Unnecessary Roughness

Last week's arrests of Frankie Carbo, some hoodlum assistants and Truman K. Gibson Jr., president of National Boxing Enterprises, discussed above, were a commendable and expert job on the part of the federal authorities. But the Chicago FBI does seem to have committed an ethical foul against the person of Gibson and perhaps even should be penalized a round.

According to Gibson, the apartment house of a friend he was visiting was surrounded by perhaps a dozen FBI men. Spotlights from their cars played on the house as if "Dillinger was reincarnated." The result was hysterical turmoil among the women and children in the apartment. And when Gibson was taken to the home of a federal judge so that bail ($5,000) might be fixed, he was quite unnecessarily handcuffed.

Next day, Gibson says, U.S. Attorney Robert Tieken sent him a message of apology for the treatment but, of course, photographs of Gibson in handcuffs are still around and will be for a long time.

The crime of conspiracy with which he is charged is a serious one but Gibson is hardly to be ranked with hoodlum murderers like Carbo or treated like one.

First Hate

It's been a great baseball season for Albert Kochivar, of Windham, Mont., a tall, balding, 45-year-old cattleman who has hated the New York Yankees for 27 years. When the Yankees have slumped, Kochivar has rejoiced, and after many a lean year (for him) he has now been chuckling merrily day after day at reports of declining batting averages, dropped fly balls, strikeouts and all the other difficulties the Yankees have labored under. "I started hating the Yankees back in Detroit in 1932," he explained, "because of their attitude. They struck me as thinking they were too good when all they were was a bunch of lucky stiffs."

The lucky stiffs went on to win pennant after pennant, and Kochivar, after studying engineering, went to Montana, prospered, got into real estate in Great Falls, and acquired two ranches. But he continued to hate the Yankees. His feeling was no routine hatred, such as was found among thousands of fans of other clubs in both leagues: it was a grand passion, like something out of opera, growing and swelling with each Yankee triumph, a first hate, as intoxicating in its way as a first love. Every time the Yankees lost, Kochivar wired the manager of the winning team and congratulated him.
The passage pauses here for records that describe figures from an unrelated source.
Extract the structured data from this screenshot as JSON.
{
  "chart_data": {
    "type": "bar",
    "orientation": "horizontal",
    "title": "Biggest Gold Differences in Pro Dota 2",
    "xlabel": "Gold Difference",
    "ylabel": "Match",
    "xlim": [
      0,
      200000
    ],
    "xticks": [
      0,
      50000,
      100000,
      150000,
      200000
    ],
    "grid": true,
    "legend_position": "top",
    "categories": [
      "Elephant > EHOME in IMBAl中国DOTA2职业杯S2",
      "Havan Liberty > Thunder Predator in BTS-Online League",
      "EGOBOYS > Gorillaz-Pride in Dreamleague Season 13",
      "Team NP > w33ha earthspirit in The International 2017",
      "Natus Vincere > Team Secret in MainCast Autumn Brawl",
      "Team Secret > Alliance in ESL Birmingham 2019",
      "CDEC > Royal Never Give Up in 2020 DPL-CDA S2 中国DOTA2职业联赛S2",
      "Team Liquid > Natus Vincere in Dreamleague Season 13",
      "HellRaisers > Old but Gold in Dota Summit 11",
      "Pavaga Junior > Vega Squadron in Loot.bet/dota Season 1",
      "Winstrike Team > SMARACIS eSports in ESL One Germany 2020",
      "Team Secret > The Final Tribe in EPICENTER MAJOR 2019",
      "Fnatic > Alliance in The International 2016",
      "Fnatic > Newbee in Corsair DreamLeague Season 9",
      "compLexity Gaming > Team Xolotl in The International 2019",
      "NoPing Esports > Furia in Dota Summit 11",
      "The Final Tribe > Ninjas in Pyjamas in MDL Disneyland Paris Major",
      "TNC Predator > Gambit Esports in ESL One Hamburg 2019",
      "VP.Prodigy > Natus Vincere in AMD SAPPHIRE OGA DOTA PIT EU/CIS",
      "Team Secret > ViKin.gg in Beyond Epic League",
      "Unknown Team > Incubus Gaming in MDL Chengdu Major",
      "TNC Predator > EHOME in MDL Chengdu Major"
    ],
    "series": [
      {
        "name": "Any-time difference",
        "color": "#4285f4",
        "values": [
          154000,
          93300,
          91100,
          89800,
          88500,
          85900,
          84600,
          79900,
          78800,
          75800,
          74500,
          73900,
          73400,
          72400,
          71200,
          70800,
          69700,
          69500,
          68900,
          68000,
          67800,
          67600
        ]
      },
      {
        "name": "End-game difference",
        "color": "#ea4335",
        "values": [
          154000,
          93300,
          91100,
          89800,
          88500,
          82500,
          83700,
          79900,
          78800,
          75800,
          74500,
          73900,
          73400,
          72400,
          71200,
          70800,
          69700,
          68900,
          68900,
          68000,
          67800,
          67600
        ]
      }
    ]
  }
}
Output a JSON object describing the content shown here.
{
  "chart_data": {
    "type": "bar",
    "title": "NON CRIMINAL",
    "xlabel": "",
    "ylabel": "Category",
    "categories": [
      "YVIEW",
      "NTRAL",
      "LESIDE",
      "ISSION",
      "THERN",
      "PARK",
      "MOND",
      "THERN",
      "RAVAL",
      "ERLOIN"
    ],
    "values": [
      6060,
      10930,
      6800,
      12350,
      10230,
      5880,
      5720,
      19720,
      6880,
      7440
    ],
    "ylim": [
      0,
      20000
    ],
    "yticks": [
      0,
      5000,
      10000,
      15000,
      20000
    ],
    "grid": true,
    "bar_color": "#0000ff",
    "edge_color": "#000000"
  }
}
And early this year he bought space in The Sporting News to offer two weeks of Montana elk hunting to members of the team doing the most "to destroy the myth of Yankee invincibility."

As the season wore on and the Yankees skidded, Kochivar was kept busy wiring managers. When the Detroit Tigers beat the Yanks in a double-header May 3, he wired Jimmie Dykes twice in one day. On May 20 the Tigers took another from New York and dropped them to last place. This year Detroit beat the Yankees 14 times, more than any other team in the league. Kochivar took a poll in Great Falls, was delighted when his sample agreed with him that Detroit had "done most."